Nous poursuivons, aujourd'hui, la publication du dossier réalisé par M. Mohamed Et-Tobi, intitulé « Gazoduc Nigeria-Maroc, le levier d'Archimède », qui traite de la portée économique et géostratégique du mégaprojet de gazoduc Nigeria-Maroc. Dans la première partie, « Le génie diplomatique du Royaume au service d'une Afrique prospère », l'auteur s'est attaché à mettre en évidence la pertinence socioéconomique du projet à l'échelle régionale et la mobilisation des moyens financiers nécessaires pour sa construction. Dans cette deuxième partie, il est mis en évidence la complémentarité de ce projet avec le plan gazier marocain, « Gas to power », et la diversification des sources d'approvisionnement que le Maroc cherche à réaliser.
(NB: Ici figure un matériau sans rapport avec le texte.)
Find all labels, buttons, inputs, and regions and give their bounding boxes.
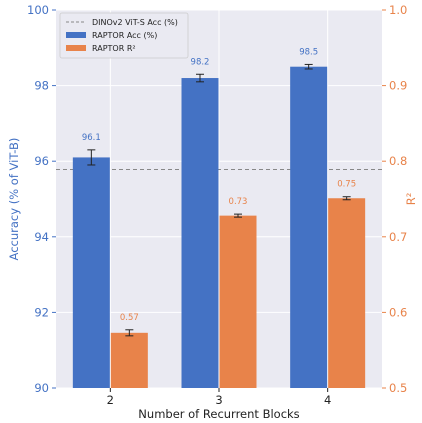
y-tick-label-right: 1.0 — [389, 3, 407, 17]
legend-ref-label: DINOv2 ViT-S Acc (%) — [92, 18, 178, 27]
error-bars — [87, 63, 351, 337]
legend-r2-label: RAPTOR R² — [92, 44, 136, 53]
legend-acc-swatch — [66, 32, 86, 38]
bar-accuracy — [72, 157, 110, 388]
y-tick-label-right: 0.5 — [389, 381, 407, 395]
x-axis-label: Number of Recurrent Blocks — [138, 407, 299, 421]
y-tick-label-left: 100 — [27, 3, 49, 17]
legend-box — [59, 12, 189, 59]
legend-acc-label: RAPTOR Acc (%) — [92, 31, 157, 40]
data-labels: 96.1 98.2 98.5 0.57 0.73 0.75 — [82, 47, 356, 322]
y-tick-label-right: 0.6 — [389, 305, 407, 319]
y-tick-label-left: 92 — [34, 305, 49, 319]
y-tick-label-left: 94 — [34, 230, 49, 244]
x-tick-label: 4 — [324, 393, 331, 407]
y-tick-label-right: 0.9 — [389, 79, 407, 93]
legend: DINOv2 ViT-S Acc (%) RAPTOR Acc (%) RAPT… — [59, 12, 189, 59]
data-label-r2: 0.73 — [229, 197, 248, 207]
x-tick-label: 2 — [107, 393, 114, 407]
y-tick-label-right: 0.8 — [389, 154, 407, 168]
y-axis-label-right: R² — [404, 193, 418, 206]
y-tick-label-right: 0.7 — [389, 230, 407, 244]
bar-r2 — [328, 198, 366, 388]
x-ticks: 2 3 4 — [107, 388, 331, 407]
bar-r2 — [110, 332, 148, 388]
y-tick-label-left: 96 — [34, 154, 49, 168]
y-ticks-right: 0.5 0.6 0.7 0.8 0.9 1.0 — [382, 3, 407, 395]
data-label-accuracy: 98.2 — [191, 57, 210, 67]
data-label-accuracy: 96.1 — [82, 133, 101, 143]
bars — [72, 66, 366, 388]
bar-accuracy — [181, 78, 219, 388]
data-label-accuracy: 98.5 — [299, 47, 318, 57]
x-tick-label: 3 — [215, 393, 222, 407]
y-ticks-left: 90 92 94 96 98 100 — [27, 3, 56, 395]
data-label-r2: 0.75 — [337, 180, 356, 190]
y-axis-label-left: Accuracy (% of ViT-B) — [7, 138, 21, 261]
bar-r2 — [219, 215, 257, 388]
y-tick-label-left: 98 — [34, 79, 49, 93]
legend-r2-swatch — [66, 45, 86, 51]
bar-accuracy — [290, 66, 328, 388]
y-tick-label-left: 90 — [34, 381, 49, 395]
data-label-r2: 0.57 — [120, 313, 139, 323]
La politique africaine du Maroc démontre que des réalités nouvelles se font jour sur le continent.
Ses réalités nouvelles invitent l'Occident, qui ne peut ignorer les changements historiques que connaît en ce moment l'Afrique, à se mobiliser et agir avec solidarité responsable et participative à cette phase de la renaissance africaine. Le Maroc, sous le leadership de Sa Majesté le Roi Mohamed VI, s'y est investit avec un esprit fédérateur, dans le contexte d'approche gagnant-gagnant.
C'est dire que l'Occident se doit de prendre la mesure de ce changement et mettre à profit le rôle stratégique du Maroc. Le Royaume est devenu un hub pour les échanges avec l'Afrique, en matière économique, mais également en ce qui concerne la lutte contre le terrorisme et la radicalisation.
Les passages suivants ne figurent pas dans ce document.